You know someone is losing an argument when they try to shift the topic of the debate. There is no better example than the public health establishment's foolish campaign against vaping. Case in point: a just-published research letter in JAMA has found that “e-cigarette use among adolescents may have countered” some of the benefits of the decades-long decline in teen smoking. The study was accompanied by the usually uncritical media coverage in major outlets like US News and World Report:
"Electronic cigarette use is driving a rise in the proportion of young people who try but fail to quit using nicotine, a new study indicates … Lead study author Richard Miech, a research professor in the University of Michigan’s Institute for Social Research, says e-cigarettes are a potential threat to the progress made in recent decades in decreasing nicotine use among youth.”

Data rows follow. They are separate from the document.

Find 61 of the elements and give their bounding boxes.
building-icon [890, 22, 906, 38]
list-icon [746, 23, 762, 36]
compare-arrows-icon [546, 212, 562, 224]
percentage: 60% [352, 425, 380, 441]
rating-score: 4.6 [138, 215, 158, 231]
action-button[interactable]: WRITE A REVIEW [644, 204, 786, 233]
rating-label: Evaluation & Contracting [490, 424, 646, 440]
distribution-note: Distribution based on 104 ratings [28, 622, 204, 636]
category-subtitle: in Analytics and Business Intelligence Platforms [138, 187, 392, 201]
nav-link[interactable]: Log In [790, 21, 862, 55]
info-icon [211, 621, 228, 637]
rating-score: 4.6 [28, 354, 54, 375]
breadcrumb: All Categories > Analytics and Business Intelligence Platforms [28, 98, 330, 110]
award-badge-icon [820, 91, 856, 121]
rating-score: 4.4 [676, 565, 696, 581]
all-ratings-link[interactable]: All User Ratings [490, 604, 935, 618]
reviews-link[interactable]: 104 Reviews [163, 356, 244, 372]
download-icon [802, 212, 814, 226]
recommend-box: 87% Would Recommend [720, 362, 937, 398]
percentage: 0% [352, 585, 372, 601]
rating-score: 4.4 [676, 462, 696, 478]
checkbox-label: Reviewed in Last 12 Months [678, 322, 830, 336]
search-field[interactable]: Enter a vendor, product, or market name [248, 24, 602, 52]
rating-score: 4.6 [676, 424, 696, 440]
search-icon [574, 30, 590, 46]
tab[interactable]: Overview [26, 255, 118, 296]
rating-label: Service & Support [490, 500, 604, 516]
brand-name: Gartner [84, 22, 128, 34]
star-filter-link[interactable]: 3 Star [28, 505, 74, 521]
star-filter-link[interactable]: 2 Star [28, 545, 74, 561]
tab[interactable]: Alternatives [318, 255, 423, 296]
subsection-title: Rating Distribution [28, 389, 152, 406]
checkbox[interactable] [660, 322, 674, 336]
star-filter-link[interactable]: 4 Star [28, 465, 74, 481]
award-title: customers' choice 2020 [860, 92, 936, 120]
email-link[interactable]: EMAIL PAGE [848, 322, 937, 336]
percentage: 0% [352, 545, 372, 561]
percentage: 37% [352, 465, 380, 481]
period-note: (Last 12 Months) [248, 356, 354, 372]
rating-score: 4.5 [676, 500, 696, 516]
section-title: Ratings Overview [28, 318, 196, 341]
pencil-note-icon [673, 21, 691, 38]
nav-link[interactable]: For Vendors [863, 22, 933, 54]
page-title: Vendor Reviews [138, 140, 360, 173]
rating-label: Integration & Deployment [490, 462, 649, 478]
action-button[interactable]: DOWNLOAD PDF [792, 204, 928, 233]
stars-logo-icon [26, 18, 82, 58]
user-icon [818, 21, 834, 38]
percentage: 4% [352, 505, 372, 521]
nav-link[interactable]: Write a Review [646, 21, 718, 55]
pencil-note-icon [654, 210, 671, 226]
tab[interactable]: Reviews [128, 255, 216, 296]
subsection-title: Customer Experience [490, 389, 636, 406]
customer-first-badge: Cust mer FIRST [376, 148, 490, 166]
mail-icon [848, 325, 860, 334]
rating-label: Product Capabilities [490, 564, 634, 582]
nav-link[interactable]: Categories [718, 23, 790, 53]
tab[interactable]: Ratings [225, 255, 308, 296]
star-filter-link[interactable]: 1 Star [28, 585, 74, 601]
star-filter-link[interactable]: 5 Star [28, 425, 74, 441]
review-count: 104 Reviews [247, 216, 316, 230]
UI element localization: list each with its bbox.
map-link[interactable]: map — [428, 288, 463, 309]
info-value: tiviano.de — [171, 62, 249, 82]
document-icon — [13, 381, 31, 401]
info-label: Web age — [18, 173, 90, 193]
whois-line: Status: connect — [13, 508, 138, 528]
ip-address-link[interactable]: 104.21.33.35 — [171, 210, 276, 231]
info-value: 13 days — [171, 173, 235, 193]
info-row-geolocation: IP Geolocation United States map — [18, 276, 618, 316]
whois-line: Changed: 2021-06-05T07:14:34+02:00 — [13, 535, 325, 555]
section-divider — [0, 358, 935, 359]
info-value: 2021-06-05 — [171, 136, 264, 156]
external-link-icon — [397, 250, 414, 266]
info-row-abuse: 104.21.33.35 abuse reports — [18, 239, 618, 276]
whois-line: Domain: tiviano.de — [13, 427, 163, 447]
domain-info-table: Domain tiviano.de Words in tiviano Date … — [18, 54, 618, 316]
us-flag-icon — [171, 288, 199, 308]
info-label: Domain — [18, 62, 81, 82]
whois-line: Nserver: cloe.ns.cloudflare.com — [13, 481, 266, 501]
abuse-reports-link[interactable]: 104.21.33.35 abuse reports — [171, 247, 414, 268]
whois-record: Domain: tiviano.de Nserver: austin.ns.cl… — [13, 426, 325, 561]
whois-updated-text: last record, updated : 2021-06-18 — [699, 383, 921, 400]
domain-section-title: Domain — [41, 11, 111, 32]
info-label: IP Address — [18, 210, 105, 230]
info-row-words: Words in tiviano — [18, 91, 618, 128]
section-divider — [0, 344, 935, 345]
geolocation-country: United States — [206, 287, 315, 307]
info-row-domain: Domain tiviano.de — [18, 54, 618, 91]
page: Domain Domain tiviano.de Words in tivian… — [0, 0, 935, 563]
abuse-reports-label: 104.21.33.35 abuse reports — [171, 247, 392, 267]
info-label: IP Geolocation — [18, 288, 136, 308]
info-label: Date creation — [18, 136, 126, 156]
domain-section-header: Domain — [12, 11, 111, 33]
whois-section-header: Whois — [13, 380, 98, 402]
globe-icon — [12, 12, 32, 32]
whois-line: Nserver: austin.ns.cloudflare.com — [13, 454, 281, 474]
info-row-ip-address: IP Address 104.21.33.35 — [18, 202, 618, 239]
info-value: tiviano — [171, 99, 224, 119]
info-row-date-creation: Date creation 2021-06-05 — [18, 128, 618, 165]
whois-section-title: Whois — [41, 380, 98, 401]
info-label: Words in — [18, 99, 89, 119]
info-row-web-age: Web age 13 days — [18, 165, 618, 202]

Nonsense, every word of it, and the study itself was no better. The misdirection began in the second sentence of the research letter:
“The prevalence of lifetime adolescent cigarette use has declined from 57% in 1997 (the year before the Master Settlement Agreement of 1998 that prohibited marketing of cigarettes to children) to 16% in 2020. However, e-cigarette use among adolescents may have countered some of this decline in nicotine use and its potential effects on health.”
In case you missed the sleight of hand, the authors shifted from declines in cigarette smoking to decreases in nicotine use. This is misleading because most adolescent vapers were cigarette smokers who have transitioned from a very dangerous product, combustible tobacco, to a far less harmful alternative in electronic cigarettes. ACSH opposes teen use of any nicotine-containing product. But as I've argued previously, we have to be honest about what the data show.
Complaining that e-cigarette use has “countered” the drop in teen smoking wrongly suggests that non-smoking adolescents are developing a nicotine addiction via vaping. This is false, inaccurate, incorrect, dishonest—use whatever term suits you. The evidence does not support the “teen vaping epidemic” mythology perpetuated by public health researchers who should know better.
According to the CDC's National Youth Tobacco Survey, just three percent of teens vape daily, and the vast majority are former smokers. Only one percent are current e-cigarettes users with no history of tobacco use, and overall teen vaping has declined 42 percent in the last year alone. [1] Keep these numbers in mind as we move forward.
Neurobiologist Dr. Charles Gardner gives the teen vaping data some needed context.
Back to the research letter:
“Analyses centered on the questions 'Have you ever tried to stop smoking cigarettes and found that you could not?' among ever smokers (asked between 1997-2020) and 'Have you ever tried to stop vaping nicotine and found that you could not?' among ever e-cigarette users (asked in 2020 only). Response categories were 'yes' or 'no.' Based on responses to these 2 survey questions, a variable was coded identifying a failed quit attempt for either combustible cigarettes or e-cigarettes.”
My colleague Dr. Chuck Dinerstein employs the term “Mathmagic” when dissecting questionable epidemiological studies. The above paragraph contains the raw material for Mathmagical calculations, because a two-question survey cannot possibly provide a realistic assessment of anyone's behavior, especially that of teenagers—who are known to misreport information related to their risky habits. No advanced statistical footwork can compensate for flawed data.
Moreover, the researchers only had one year's worth of evidence on teen vaping from the Monitoring the Future survey, and only for a tiny segment of their sample. Out of 815,690 respondents, just 3,050 reported “lifetime” vaping. [2] Of those individuals, 365 (4.12 percent) reported at least one unsuccessful quit attempt. That means their conclusion—the prevalence of unsuccessful quit attempts in 2020 was higher than in each of the previous 13 years—hinges on the self-reports of 365 teenagers.
The good thing about giant data sets is that they make epidemiological studies with flashy conclusions easy to conduct. The downside is that those studies are often useless. This research letter perfectly illustrates why. Teen vaping is undesirable; it's also declining. Let's move on to a public health problem that really impacts adolescents, of which there are plenty to choose from.
[1] “Current use” of e-cigarettes is a dubious statistic because it includes individuals who have vaped at all in the last 30 days. It combines teens who may have experimented once with those who are actually regular vapers.
[2] “Lifetime” or “ever" e-cigarette use, the terms were utilized interchangeably in the letter, is similarly misleading. It doesn't account for how much or how often someone vapes. See this article for more on that.